Peter Frymuth (born 14 December 1956 in Düsseldorf) is a German football official. He is currently vice president of the German Football Association (Deutscher Fussball-Bund, DFB) and president of the Lower Rhine Football Association (German: Fußballverband Niederrhein, FVN).

==Career==
As early as the 1970s, Frymuth already had various functions in the Lower Rhine Football Association and the Western German Football and Athletics Association (German:Westdeutscher Fußball- und Leichtathletikverband, WFLV). In December 2006, he was awarded the Federal Cross of Merit for his volunteer activities in youth and amateur football. In 2013, Frymuth was elected president of FVN and vice president of the WFLV.

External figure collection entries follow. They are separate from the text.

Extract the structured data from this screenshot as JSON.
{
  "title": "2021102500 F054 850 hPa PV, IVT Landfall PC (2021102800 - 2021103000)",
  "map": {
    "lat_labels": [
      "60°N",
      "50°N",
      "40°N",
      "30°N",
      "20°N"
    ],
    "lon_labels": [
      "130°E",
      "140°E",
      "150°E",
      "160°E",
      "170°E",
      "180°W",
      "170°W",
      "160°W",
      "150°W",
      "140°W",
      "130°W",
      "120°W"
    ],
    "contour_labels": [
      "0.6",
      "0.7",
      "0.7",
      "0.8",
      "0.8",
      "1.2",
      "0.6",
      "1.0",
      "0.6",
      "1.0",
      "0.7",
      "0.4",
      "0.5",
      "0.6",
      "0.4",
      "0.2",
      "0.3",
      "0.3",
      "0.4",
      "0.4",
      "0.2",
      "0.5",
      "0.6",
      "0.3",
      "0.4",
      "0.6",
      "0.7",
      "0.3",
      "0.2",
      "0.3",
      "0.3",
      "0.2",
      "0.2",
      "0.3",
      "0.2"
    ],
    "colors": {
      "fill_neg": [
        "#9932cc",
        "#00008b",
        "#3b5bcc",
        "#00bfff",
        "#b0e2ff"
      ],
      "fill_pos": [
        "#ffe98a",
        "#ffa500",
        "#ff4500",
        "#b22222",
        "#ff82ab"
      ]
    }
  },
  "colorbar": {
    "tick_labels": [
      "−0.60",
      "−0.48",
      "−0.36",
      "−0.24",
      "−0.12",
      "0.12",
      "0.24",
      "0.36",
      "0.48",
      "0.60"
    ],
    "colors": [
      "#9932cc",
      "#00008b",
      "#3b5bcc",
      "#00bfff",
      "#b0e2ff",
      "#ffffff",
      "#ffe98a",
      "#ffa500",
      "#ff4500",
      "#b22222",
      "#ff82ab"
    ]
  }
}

From November 2004 to January 2014, Frymuth was CEO of Fortuna Düsseldorf. During this period, the club consolidated financially and rose from the 3. Liga to the Bundesliga. In 2014, he was named Düsseldorfer of the year in the category sports for his services.

Since October 25, 2013, he has been vice president and member of the DFB presidium. He is responsible for "league operations and football development".

Frymuth works full-time as head of district administration in the Düsseldorf district Eller.

==Personal==
Frymuth comes from Düsseldorf-Lohausen. In his youth he played football at Lohausener SV. He is married and has two children.